- From: Henrik Nordstrom <henrik@henriknordstrom.net>
- Date: Mon, 31 Mar 2008 19:30:17 +0200
- To: Frank Ellermann <hmdmhdfmhdjmzdtjmzdtzktdkztdjz@gmail.com>
- Cc: ietf-http-wg@w3.org
fre 2008-03-28 klockan 16:33 +0100 skrev Frank Ellermann: > > If we'd work on HTTP/1.2 proposing to ignore RFC 5198 would > be madness, but we are supposed to improve the HTTP/1.1 spec. Actually there is no real difference here if we worked on HTTP/1.2. In HTTP headers is defined to have the same meaning for as long as the major version number is the same. If changing TEXT from ISO-8859-1 to UTF-8 is a problem for HTTP/1.1, it's likewise a problem for HTTP/1.2 as HTTP/1.2 still needs to deal with how the message is understood if downgraded to earlier protocol versions by an intermediary.
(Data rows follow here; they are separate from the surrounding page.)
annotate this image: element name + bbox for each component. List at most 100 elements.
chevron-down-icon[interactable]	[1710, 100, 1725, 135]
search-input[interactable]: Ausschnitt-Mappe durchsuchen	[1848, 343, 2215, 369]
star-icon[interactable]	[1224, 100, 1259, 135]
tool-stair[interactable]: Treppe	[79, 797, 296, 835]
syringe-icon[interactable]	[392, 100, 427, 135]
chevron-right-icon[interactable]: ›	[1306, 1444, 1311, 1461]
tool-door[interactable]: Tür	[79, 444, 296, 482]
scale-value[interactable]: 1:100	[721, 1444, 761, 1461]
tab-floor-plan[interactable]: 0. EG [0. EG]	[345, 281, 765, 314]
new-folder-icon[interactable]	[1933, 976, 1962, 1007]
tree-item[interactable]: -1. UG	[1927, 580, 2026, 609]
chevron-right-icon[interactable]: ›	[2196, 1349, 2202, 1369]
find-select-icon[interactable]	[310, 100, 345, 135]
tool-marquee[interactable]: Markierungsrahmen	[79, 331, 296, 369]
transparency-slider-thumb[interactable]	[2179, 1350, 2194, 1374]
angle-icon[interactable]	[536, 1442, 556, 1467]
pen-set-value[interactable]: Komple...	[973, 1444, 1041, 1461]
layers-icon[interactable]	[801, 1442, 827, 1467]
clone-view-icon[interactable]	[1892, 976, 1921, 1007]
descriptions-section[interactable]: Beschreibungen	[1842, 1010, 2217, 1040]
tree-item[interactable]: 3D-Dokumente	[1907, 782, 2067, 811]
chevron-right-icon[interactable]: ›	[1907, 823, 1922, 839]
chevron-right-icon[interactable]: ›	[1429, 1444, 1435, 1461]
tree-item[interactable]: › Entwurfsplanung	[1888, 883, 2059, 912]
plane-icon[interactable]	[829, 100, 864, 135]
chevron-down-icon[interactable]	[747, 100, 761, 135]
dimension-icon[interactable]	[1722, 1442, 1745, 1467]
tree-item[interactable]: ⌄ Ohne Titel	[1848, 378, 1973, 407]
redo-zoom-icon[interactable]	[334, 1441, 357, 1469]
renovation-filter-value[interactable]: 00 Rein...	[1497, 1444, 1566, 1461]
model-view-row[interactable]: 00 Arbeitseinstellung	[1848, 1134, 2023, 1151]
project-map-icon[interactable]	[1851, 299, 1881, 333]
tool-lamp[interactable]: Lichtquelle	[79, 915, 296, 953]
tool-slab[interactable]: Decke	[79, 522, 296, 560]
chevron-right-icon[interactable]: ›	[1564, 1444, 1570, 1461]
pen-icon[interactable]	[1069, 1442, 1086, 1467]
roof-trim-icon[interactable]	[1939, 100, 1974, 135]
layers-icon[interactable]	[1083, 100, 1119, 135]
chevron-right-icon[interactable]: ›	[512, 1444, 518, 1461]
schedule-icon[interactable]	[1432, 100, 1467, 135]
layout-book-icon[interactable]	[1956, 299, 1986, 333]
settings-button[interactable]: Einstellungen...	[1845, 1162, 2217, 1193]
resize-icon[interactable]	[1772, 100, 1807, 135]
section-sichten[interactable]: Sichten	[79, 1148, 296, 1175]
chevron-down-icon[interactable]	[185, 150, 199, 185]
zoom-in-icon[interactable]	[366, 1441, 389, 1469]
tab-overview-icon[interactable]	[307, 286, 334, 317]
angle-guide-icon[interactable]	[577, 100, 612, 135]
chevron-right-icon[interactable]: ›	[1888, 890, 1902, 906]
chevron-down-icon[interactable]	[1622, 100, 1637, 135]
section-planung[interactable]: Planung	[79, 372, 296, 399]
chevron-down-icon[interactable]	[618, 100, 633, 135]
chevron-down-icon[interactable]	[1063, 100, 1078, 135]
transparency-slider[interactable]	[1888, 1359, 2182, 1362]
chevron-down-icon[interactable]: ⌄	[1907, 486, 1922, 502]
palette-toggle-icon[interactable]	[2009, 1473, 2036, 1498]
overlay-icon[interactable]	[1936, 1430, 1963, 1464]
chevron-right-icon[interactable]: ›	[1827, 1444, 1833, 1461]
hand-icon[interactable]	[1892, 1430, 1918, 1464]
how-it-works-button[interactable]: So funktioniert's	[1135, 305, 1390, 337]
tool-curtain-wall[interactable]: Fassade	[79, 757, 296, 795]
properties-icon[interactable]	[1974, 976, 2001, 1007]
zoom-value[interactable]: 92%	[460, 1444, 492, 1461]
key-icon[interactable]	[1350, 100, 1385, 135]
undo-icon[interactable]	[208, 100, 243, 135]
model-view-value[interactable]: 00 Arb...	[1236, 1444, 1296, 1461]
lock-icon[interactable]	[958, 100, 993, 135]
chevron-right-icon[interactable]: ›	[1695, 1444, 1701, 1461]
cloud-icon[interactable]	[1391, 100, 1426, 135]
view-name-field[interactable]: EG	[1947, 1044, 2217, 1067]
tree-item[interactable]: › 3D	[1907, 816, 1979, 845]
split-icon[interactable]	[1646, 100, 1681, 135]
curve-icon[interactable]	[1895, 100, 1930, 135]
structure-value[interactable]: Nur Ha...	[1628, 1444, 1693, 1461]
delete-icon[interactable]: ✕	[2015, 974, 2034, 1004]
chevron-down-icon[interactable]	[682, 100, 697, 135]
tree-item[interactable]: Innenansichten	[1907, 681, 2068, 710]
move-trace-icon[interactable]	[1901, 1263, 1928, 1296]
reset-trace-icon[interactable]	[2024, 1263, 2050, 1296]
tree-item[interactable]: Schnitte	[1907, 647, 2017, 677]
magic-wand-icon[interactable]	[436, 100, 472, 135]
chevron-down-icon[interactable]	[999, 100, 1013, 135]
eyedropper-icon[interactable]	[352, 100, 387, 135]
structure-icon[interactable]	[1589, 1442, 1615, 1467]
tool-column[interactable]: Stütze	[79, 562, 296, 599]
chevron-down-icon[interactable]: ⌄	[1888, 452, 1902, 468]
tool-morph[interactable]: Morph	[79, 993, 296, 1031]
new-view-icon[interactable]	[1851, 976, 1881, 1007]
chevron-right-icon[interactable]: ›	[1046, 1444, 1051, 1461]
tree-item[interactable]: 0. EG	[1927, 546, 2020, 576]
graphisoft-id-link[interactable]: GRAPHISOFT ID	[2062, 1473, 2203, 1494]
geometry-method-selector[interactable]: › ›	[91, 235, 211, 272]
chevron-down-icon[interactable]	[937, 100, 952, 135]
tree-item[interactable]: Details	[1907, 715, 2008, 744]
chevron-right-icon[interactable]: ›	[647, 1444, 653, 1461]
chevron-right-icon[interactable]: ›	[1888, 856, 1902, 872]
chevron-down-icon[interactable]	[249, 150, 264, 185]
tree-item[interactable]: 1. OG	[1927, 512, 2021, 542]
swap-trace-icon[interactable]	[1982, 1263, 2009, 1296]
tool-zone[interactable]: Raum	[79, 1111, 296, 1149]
My gut feeling is that the best long term move would be to move to UTF-8 and forget about 2047 and accept that some existing things MAY break, BUT as you say it can not be proved to be completely without problems for existing implementations. In fact it's very likely to cause problems in some areas: - Authentication (RFC2617, here ISO-8859-1 is actively supported today, but not really sufficient) - Cookie, for applications using/setting cookies in both client and server contexts (not just echoing what you got) The business of relying on RFC2047 encoding or similar "obfuscation" is quite likely to get more bad implementations than UTF-8, and the risk of security implications at the protocol level due to mismatches between ISO-8859-1 / UTF-8 expectations is pretty minimal. Related to Cookie it may be worth mentioning that RFC2965 (Cookie/Set-Cookie2) defines that the human visible attribute (Comment) must have it's value encoded in UTF-8, within HTTP... For now I think the only possible outcome is to keep what we have; ISO-8859-1 as default, but clarifying that intermediaries should handle them as 8-bit ASCII strings and consider the C0 set (0x80-0x9F) as just another set of octets of the string (not as control characters or invalid) and a note that future headers MAY be seen using UTF-8 encoding. Switching to UTF-8 in general is possible, but may require a new header declaring that this message is sent using UTF-8 and is outside the scope of RFC2616bis until there is a strong requirement to address I18N to advance as standard. But switching to UTF-8 is imho most likely the most sane way of addressing I18N in both 2616 and 2617, and least likely of causing long-term interop issues. Regards Henrik
Received on Monday, 31 March 2008 17:31:13 UTC